If $\subseteq$ is defined set-theoretically, it doesn't exist

Question

I came across the following statement:

If the subset relation $\subseteq $ is defined as a set in ZFC, then it doesn't exist because $\mathrm{dom(}R\mathrm{)}$ is guaranteed to exist for any relation $R$, and $\mathrm{dom(\subseteq)}$ is $V$, which doesn't exist.

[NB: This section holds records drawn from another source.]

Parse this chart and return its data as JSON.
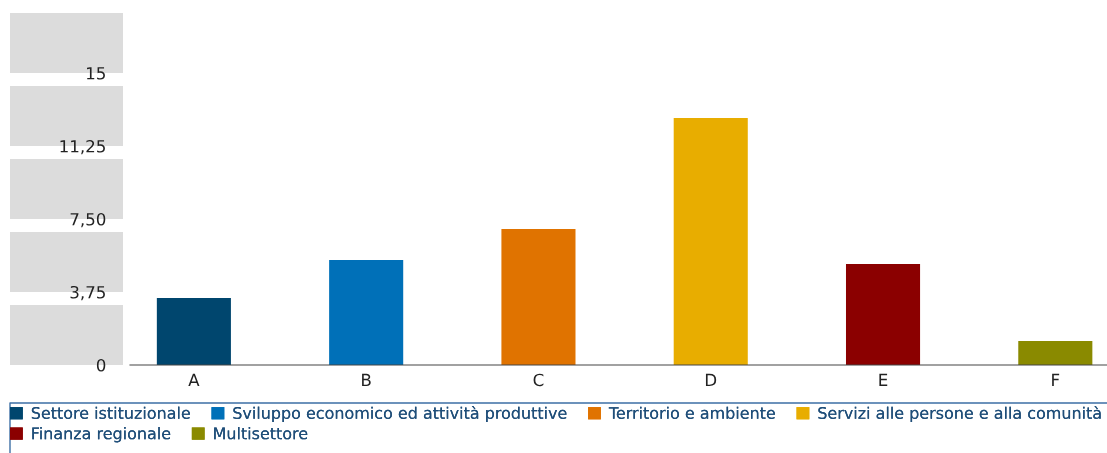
{
  "chart_data": {
    "type": "bar",
    "categories": [
      "A",
      "B",
      "C",
      "D",
      "E",
      "F"
    ],
    "series": [
      {
        "name": "Settore istituzionale",
        "color": "#00466e",
        "values": [
          3.44,
          null,
          null,
          null,
          null,
          null
        ]
      },
      {
        "name": "Sviluppo economico ed attività produttive",
        "color": "#0070b8",
        "values": [
          null,
          5.39,
          null,
          null,
          null,
          null
        ]
      },
      {
        "name": "Territorio e ambiente",
        "color": "#e07300",
        "values": [
          null,
          null,
          6.99,
          null,
          null,
          null
        ]
      },
      {
        "name": "Servizi alle persone e alla comunità",
        "color": "#e8ad00",
        "values": [
          null,
          null,
          null,
          12.69,
          null,
          null
        ]
      },
      {
        "name": "Finanza regionale",
        "color": "#8b0000",
        "values": [
          null,
          null,
          null,
          null,
          5.19,
          null
        ]
      },
      {
        "name": "Multisettore",
        "color": "#8a8a00",
        "values": [
          null,
          null,
          null,
          null,
          null,
          1.23
        ]
      }
    ],
    "ylim": [
      0,
      15
    ],
    "yticks": [
      0,
      {
        "value": 3.75,
        "label": "3,75"
      },
      {
        "value": 7.5,
        "label": "7,50"
      },
      {
        "value": 11.25,
        "label": "11,25"
      },
      15
    ],
    "grid": false,
    "legend": "bottom"
  }
}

I understand everything except "$\mathrm{dom(\subseteq)}$ is $V$". The domain of $\subseteq$ is the set of all $A$'s such that $A\subseteq B$, but since we are defining $\subseteq$ set-theoretically, $A$ is not any set, it is any set in ZFC, so I don't understand how this domain equals $V$.

Can anyone explain this?

Answer 1

Well, $x\subseteq x$ holds for every $x$. So, if you were write down the definition of $\operatorname{dom}({\subseteq})$ you'd get $\{x:(\exists y)(x\subseteq y)\}$, which is a subclass of $V$, but by the first sentence $V$ is part of $\operatorname{dom}({\subseteq})$.

Answer 2

The symbol $V$ is being used, presumably, to stand for the "universe" of all sets, which is a class but is not a set. To say that "dom($\subseteq$) is $V$" simply means that in the sentence $A \subseteq B$, you may replace $A$ by any set, i.e. any element of $V$, and you may replace $B$ by any set, and having made those replacements the sentence will then have a truth value.

Answer 3

$V$ is the common name for the collection of all sets (which doesn't exist as a set, as implied by the Russell's paradox, therefore we often refer to it as the class of all sets). As you probably know,

$$\operatorname{dom} R = \{ x : (\exists y) \, (x, y) \in R \}. $$

Since for each set $A$ there is a set $B$ (for instance, $B = A$) such that $A \subseteq B$, we have that if $\subseteq$ were a set, then $\operatorname{dom} \subseteq$ would be the set of all sets $V$, which is a contradiction.